Input: (6, 2, 1, 100, [1, 0, 0, 0, 0, 1])
Expected Output: 204
Explanation: With only 2 conversions in a length-4 interior gap you cannot bridge both ends. Best is two conversions forming a chain attached to a worked day (e.g. work {0,1,2,5}): 4 workdays = 4, pairs (0,1),(1,2) = 200. Total 204.
Hints
- A worked day always contributes `wage`; a bonus is earned once for every pair of adjacent worked days. So total = wage * (#worked days) + bonus * (#adjacent worked pairs).
- Greedy on 'most valuable conversion first' fails because the streak bonus is created by two adjacent days working together — the marginal value of a conversion depends on its neighbors, which other conversions can change.
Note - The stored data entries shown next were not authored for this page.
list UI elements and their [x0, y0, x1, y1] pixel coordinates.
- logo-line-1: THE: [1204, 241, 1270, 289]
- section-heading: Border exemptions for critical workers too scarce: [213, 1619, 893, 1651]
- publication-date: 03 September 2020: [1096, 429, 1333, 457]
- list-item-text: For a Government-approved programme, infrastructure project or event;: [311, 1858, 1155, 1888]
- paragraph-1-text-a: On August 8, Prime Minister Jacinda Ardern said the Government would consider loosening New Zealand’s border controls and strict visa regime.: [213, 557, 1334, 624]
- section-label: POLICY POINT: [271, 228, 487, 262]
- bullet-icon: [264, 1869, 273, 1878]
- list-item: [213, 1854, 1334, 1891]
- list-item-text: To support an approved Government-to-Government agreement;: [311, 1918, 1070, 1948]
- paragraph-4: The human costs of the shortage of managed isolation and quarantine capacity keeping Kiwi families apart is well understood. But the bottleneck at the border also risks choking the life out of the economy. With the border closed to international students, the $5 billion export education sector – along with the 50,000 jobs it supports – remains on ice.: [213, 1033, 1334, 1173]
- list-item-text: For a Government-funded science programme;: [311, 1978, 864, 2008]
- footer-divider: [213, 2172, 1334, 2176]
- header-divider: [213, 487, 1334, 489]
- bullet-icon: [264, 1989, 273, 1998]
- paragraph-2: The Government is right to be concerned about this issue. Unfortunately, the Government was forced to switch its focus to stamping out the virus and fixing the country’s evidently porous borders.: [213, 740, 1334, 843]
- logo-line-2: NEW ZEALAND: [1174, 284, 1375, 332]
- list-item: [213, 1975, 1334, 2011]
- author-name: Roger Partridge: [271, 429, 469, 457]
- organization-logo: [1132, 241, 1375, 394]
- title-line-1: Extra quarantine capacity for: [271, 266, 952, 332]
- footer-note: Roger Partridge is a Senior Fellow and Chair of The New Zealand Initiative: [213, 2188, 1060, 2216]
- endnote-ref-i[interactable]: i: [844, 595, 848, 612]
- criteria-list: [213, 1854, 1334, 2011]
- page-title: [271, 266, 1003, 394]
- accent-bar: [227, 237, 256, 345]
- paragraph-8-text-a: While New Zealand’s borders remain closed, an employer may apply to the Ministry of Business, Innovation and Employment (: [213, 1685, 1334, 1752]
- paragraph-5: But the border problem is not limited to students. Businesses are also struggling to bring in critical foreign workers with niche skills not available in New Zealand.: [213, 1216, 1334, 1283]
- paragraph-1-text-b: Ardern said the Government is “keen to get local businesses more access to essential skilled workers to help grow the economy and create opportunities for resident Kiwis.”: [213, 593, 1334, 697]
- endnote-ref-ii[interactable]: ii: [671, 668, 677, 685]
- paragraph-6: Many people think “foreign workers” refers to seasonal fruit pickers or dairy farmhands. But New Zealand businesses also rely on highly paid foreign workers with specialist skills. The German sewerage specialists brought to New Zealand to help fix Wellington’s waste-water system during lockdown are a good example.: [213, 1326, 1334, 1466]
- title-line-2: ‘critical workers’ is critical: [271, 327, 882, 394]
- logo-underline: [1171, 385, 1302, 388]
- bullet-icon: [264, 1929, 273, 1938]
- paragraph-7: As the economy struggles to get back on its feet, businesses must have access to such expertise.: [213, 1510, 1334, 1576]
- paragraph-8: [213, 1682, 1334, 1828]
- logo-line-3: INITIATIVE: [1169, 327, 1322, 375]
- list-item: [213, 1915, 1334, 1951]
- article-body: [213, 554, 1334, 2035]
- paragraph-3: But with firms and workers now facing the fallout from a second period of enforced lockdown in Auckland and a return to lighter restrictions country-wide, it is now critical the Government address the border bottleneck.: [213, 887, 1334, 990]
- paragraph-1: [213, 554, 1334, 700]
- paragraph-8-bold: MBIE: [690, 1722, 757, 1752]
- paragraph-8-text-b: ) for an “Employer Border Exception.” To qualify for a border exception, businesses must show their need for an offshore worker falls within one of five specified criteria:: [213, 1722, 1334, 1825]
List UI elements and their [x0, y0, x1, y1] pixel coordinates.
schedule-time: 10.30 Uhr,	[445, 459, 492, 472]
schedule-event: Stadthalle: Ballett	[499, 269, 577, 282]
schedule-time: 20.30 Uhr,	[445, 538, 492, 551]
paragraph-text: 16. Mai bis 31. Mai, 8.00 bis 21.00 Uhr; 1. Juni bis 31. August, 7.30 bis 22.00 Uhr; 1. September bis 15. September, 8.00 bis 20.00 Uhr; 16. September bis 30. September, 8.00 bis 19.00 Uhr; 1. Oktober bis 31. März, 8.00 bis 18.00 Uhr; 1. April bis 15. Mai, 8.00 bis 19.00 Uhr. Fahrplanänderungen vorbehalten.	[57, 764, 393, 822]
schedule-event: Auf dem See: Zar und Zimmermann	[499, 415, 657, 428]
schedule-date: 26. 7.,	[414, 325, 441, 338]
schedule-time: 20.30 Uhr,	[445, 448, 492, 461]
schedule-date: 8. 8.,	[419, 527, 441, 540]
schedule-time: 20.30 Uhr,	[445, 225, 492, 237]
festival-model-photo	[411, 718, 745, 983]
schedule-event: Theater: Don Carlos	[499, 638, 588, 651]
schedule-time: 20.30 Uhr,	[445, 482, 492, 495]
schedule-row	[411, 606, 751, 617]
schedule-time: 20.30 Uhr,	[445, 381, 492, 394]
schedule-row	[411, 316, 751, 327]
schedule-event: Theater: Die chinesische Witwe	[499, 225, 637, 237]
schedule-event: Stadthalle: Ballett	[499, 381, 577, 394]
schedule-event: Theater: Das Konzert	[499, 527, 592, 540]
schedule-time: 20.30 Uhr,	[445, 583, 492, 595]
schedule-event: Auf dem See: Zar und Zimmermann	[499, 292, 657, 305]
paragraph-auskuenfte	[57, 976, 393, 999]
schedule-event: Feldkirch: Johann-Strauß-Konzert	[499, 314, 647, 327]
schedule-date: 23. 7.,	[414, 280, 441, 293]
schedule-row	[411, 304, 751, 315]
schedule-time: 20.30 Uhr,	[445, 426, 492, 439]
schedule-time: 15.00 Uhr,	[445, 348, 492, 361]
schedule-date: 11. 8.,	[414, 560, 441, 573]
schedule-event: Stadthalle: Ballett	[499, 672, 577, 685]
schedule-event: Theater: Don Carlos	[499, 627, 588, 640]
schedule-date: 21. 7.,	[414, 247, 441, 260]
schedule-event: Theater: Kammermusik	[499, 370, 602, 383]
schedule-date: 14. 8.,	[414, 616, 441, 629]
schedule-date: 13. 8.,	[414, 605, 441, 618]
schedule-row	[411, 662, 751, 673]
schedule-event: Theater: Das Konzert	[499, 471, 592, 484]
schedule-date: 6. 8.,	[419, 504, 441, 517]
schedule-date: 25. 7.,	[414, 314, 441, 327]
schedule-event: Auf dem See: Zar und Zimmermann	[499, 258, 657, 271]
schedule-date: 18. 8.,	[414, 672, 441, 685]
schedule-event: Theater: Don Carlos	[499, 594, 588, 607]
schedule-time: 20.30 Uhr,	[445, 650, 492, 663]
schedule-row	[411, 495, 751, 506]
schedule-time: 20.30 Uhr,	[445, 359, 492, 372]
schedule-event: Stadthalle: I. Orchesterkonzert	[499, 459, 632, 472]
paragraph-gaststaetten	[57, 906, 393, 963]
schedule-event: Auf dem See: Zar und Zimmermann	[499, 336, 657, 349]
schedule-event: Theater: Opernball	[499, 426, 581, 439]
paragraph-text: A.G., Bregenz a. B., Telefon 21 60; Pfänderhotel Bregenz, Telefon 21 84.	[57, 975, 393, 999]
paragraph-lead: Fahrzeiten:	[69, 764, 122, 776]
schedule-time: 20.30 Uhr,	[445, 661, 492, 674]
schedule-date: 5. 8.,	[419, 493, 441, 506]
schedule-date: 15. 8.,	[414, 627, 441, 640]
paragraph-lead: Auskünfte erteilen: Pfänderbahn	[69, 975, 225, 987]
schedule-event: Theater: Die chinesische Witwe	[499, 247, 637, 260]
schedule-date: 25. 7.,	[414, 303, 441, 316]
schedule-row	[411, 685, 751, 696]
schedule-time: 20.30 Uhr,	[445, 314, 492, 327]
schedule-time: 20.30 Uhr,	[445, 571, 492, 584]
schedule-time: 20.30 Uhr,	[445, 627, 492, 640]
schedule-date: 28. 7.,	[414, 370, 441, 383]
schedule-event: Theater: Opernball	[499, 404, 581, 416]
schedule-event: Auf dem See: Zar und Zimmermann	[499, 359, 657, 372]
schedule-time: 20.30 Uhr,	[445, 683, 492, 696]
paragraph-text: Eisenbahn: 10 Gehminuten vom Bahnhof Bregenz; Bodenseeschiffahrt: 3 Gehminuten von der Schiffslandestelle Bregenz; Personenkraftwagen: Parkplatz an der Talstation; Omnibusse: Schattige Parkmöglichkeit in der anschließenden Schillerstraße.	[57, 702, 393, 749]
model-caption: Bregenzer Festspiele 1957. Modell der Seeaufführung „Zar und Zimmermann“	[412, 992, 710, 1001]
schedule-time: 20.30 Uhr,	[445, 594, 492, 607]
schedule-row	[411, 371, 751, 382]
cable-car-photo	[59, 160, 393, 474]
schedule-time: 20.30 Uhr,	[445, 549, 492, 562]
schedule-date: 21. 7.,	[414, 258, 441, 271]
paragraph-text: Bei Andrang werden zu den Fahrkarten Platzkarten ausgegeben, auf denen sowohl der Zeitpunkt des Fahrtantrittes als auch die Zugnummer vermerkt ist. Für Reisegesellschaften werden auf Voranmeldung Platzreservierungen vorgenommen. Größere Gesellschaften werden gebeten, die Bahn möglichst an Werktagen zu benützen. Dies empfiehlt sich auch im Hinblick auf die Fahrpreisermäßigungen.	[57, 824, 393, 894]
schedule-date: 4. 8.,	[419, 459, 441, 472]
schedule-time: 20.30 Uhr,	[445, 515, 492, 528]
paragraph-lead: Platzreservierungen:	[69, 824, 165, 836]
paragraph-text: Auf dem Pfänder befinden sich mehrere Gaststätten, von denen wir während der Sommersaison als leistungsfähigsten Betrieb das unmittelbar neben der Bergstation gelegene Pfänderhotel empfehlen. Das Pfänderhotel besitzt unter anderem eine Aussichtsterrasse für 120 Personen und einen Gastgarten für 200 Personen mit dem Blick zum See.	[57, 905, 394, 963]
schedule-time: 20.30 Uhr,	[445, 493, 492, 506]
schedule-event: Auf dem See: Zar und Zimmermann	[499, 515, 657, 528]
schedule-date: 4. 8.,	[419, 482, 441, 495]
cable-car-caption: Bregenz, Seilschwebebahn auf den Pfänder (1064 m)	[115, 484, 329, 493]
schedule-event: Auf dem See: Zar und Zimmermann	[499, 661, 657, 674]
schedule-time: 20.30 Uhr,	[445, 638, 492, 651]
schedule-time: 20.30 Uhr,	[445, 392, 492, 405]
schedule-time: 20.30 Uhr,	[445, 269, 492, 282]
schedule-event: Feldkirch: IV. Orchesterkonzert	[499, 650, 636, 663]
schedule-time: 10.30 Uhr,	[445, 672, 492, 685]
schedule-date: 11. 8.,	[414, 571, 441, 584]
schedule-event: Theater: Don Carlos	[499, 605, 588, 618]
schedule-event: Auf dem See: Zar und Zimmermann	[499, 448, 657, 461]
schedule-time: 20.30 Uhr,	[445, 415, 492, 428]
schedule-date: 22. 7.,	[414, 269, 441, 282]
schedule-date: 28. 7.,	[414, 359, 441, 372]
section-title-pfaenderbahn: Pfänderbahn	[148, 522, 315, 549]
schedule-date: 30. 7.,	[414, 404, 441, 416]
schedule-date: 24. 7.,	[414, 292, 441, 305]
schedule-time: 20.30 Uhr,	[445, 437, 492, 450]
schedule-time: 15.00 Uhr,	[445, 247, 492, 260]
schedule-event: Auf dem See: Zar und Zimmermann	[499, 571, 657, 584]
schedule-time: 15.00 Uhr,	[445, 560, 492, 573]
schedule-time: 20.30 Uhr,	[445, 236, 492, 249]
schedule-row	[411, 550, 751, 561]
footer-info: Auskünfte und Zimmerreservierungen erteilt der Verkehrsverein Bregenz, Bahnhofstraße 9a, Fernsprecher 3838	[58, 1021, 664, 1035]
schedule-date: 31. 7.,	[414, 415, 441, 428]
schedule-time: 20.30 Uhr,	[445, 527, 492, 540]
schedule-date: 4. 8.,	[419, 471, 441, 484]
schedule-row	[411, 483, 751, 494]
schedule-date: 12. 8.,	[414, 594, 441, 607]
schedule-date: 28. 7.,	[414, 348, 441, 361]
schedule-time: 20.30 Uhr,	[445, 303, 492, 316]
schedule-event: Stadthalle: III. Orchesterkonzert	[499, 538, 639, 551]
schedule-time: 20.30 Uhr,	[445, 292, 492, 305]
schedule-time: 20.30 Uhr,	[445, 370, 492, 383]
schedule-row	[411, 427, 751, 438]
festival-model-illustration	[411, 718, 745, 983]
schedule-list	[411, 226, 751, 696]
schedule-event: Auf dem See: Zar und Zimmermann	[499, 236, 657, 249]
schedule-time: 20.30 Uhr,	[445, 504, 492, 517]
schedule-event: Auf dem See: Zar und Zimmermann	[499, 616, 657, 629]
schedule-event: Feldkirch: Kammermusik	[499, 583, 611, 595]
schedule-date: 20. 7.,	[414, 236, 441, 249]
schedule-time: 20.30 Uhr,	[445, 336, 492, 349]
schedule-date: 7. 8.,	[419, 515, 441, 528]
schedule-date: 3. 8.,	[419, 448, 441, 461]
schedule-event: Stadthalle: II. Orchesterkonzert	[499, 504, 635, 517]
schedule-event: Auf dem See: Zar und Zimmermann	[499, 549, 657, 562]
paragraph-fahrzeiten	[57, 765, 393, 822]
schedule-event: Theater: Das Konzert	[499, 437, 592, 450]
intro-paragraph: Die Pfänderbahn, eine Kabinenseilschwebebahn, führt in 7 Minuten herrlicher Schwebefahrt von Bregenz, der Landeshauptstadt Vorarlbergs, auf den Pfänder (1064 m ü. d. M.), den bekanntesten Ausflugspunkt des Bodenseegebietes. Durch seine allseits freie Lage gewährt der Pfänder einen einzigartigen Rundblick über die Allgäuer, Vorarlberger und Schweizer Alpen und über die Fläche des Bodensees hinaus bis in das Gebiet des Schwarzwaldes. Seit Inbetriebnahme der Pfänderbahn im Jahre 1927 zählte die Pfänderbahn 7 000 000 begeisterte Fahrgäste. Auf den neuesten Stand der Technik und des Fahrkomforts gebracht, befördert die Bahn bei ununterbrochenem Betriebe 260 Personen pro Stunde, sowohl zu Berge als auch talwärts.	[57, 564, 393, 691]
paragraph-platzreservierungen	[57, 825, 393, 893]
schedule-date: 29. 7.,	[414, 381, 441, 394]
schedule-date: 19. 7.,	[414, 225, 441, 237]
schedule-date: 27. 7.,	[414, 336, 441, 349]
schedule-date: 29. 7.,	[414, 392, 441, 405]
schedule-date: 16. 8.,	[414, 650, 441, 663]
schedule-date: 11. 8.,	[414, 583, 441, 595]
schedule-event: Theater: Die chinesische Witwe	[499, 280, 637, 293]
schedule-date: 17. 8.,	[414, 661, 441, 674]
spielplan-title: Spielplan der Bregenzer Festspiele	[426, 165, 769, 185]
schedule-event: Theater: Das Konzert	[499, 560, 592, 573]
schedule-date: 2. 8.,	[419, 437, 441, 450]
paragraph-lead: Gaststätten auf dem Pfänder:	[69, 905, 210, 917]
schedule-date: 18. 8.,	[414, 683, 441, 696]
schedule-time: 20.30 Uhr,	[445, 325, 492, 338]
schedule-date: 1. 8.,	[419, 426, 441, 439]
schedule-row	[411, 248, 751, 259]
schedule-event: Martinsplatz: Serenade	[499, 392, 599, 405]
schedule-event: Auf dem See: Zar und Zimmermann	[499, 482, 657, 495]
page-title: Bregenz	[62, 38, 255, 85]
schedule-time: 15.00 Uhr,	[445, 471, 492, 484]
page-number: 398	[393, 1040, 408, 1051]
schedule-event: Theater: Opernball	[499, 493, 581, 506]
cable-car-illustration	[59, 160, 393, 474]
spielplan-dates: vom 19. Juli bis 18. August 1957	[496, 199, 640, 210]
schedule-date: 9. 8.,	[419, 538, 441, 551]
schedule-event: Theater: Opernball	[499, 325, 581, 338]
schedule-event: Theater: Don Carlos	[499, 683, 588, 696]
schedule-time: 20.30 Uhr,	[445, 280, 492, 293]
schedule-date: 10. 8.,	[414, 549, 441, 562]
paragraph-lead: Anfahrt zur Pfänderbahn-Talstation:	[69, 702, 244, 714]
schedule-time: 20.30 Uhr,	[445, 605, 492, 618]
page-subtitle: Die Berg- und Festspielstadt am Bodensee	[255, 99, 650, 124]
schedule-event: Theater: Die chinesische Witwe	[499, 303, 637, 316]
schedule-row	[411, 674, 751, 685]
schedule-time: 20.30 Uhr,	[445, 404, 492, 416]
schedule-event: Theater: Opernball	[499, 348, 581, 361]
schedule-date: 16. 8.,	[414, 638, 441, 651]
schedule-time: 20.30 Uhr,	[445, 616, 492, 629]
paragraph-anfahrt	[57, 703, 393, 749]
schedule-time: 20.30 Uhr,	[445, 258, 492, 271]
- Do a DP over days. Track two things at each day: how many conversions you have used so far, and whether the current day ends up worked or not.
- State: dp[i][j][worked]. A day that is originally a workday must stay worked; a day off may be left off, or worked at the cost of one conversion. Add the streak bonus only when transitioning worked -> worked. Keep just the previous day's rows to get O(k) memory.